Construction of the Brooklyn-Queens Expressway required the forcible displacement of tens of thousands of people across the two boroughs. Designed by Robert Moses (RM), the highway cut a nearly 15-mile gash through some of the most densely populated neighborhoods on the planet, ripping the core out of several communities while isolating others and inundating them with traffic.
This animation begins in Greenpoint, where in the 1950s the BQE cut through the working class, immigrant neighborhood, gobbling up the commercial corridor along Meeker Ave.

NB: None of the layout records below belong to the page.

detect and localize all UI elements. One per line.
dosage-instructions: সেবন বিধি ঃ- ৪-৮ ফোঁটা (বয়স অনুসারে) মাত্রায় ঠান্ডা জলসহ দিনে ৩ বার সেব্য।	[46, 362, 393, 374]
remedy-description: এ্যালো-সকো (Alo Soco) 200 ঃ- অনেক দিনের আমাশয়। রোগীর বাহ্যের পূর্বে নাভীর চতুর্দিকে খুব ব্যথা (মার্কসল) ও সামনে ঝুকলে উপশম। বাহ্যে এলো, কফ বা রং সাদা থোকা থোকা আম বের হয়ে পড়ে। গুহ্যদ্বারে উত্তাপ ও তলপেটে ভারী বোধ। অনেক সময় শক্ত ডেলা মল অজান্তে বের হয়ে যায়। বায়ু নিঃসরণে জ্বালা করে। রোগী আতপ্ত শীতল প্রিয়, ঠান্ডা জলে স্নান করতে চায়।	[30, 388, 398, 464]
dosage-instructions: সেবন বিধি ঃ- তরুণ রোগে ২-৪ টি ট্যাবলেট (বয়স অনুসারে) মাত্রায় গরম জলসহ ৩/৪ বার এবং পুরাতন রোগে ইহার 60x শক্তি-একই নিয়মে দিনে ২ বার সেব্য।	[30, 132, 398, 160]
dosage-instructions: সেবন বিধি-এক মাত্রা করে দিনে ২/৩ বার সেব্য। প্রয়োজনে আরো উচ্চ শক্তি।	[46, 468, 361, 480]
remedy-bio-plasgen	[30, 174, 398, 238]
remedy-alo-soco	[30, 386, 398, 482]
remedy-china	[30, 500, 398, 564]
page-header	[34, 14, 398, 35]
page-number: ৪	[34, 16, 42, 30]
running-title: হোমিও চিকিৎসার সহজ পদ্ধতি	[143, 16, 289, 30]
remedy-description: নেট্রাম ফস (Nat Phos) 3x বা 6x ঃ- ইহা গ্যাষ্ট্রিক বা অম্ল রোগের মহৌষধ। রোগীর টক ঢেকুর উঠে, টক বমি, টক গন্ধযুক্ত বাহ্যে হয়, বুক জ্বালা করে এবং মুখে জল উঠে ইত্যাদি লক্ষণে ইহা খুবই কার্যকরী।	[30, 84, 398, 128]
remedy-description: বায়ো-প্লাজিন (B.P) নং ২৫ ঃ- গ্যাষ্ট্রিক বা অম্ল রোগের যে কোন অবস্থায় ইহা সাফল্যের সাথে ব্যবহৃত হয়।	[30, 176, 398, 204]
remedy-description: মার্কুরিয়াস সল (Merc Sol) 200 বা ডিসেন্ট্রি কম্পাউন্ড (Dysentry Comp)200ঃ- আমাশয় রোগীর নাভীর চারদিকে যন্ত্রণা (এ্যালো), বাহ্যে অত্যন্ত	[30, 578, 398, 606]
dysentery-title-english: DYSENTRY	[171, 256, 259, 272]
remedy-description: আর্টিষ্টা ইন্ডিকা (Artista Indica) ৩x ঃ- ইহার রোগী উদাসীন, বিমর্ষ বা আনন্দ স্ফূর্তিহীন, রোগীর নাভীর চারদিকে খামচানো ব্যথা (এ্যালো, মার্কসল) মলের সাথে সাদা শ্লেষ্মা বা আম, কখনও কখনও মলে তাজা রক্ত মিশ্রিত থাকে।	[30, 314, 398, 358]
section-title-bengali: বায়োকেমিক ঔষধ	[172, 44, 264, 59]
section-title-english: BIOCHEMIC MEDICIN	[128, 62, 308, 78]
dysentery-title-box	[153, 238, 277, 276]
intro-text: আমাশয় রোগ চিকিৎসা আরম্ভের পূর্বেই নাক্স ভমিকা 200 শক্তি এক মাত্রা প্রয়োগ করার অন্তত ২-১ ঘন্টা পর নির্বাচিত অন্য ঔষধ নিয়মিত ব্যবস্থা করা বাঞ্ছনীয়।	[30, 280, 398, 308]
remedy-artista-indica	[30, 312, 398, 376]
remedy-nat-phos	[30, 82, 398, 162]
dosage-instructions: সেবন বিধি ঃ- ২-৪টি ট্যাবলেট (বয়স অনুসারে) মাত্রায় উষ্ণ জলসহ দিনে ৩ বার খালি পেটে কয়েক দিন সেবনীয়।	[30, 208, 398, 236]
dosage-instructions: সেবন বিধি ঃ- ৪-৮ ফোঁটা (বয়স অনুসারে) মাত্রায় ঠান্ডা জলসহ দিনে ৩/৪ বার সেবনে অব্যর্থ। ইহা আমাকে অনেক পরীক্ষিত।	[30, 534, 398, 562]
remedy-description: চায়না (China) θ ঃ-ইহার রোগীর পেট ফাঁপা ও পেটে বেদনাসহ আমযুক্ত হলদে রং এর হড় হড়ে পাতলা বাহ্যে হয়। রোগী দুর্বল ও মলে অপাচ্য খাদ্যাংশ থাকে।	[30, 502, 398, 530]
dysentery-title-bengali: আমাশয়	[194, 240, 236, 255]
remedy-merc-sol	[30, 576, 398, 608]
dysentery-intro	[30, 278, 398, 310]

In Williamsburg and South Williamsburg, thousands of immigrants, including Jews from Eastern Europe, Poles, Italians, etc., and recently arrived Puerto Ricans were displaced as the highway cut diagonally through the existing street grid, taking out dozens of blocks and hundreds of buildings.
Continuing to the neighborhoods of Downtown Brooklyn, RM flattened much of the historic core of what had been known as New York’s “twin city” before the days of municipal consolidation in 1898, replacing the formerly bustling area with parking lots and on-ramps for the bridges to Manhattan.
From there, the highway cut through the neighborhoods of what at the time was referred to as South Brooklyn. Working-class and diverse Red Hook—home to the Red Hook Houses, the largest public housing project in Brooklyn—was completely cut off from the rest of the city, as the approach to RM’s Brooklyn-Battery Tunnel formed a massive, traffic-choked and exhaust spewing trench between it and the rest of the city.
In Sunset Park, despite community outcries to move the highway over one block west to industrial 2nd Ave, RM routed the highway down the commercial heart of the neighborhood on 3rd Ave (he claimed it was cheaper as the plan was to repurpose the existing elevated train into a highway, but in reality the structure was completely rebuilt as the highway’s footprint was significantly wider). (Caro, 520.)